We were a lot alike, which sometimes meant we’d butt heads, in that way family members can do on occasion. I laughed aloud and nodded when I read this line in her obituary last week:


“A forthright and moral woman, you never had to guess what Dottie thought of you: she was quite happy to tell you.”


I was on the business end of that kind of moment more than a few times: Her arched eyebrow over a penetrating gaze with a stern voice telling me exactly how wrong I was. I always pushed back, but guess what? Aunt Dot was usually right.
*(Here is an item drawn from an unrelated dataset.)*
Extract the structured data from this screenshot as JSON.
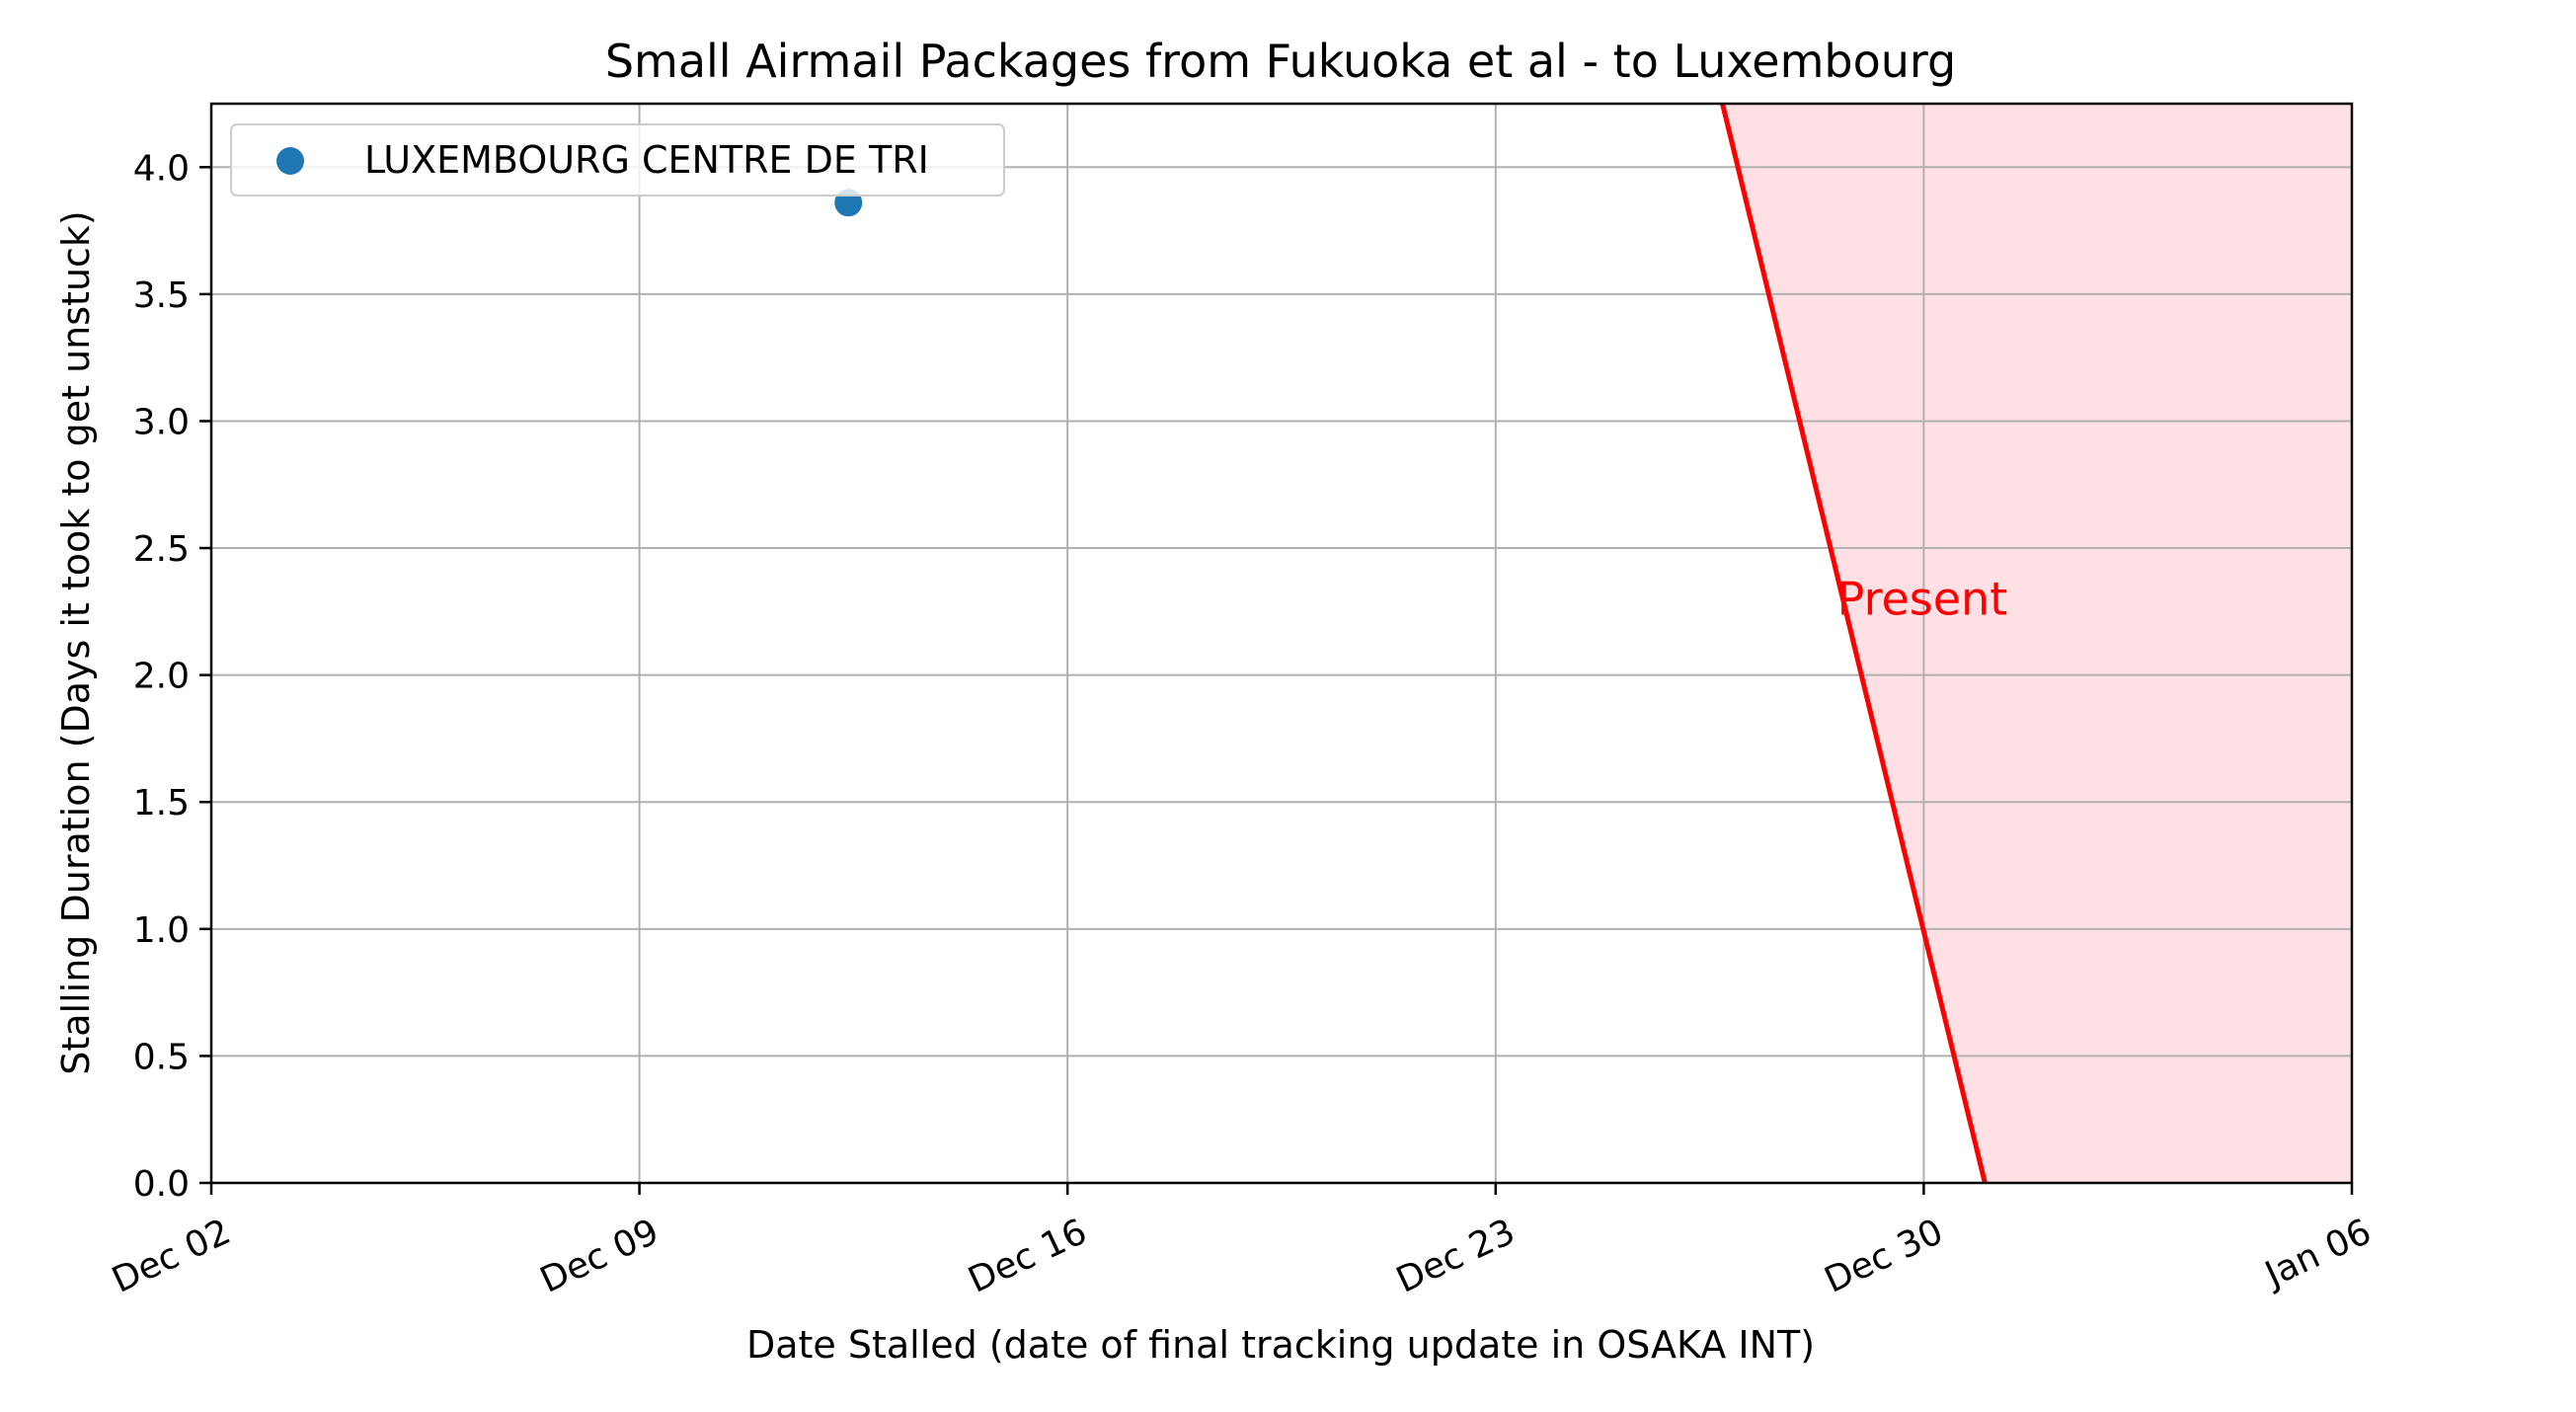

I think she’s doing fine, now, up there telling Uncle Andy what he should be doing.


How do I know she’s OK? I received a phone call from a friend of mine last Friday—March 11, the day of Aunt Dottie’s funeral—and he said he had something for me. I called him back the next day, March 12, and stopped by to pick it up from him. He said he knew of my love of old Hammonton things. Imagine my surprise when he handed me a gold pin I had never seen before in my life modeled to look like the “new” entrance to Kessler Memorial Hospital, name and all. I looked up and I thought: I guess you’re doing fine, Aunt Dottie.


Maybe it was a coincidence. But how do you explain the fact that, a few hours later in the day on March 12, when I was standing in my customary spot in Annata Wine Bar on Bellevue Avenue awaiting some takeout for dinner, a woman sent by my niece’s mother Jeanene brought my 5-year-old niece Ella by to see me because “she wanted to say hello to her uncle.”


You see, Ella’s my goddaughter.


It’s my turn now.


Aunt Dottie always had a way of making her points stick.



Gabriel J. Donio is the publisher of The Hammonton Gazette.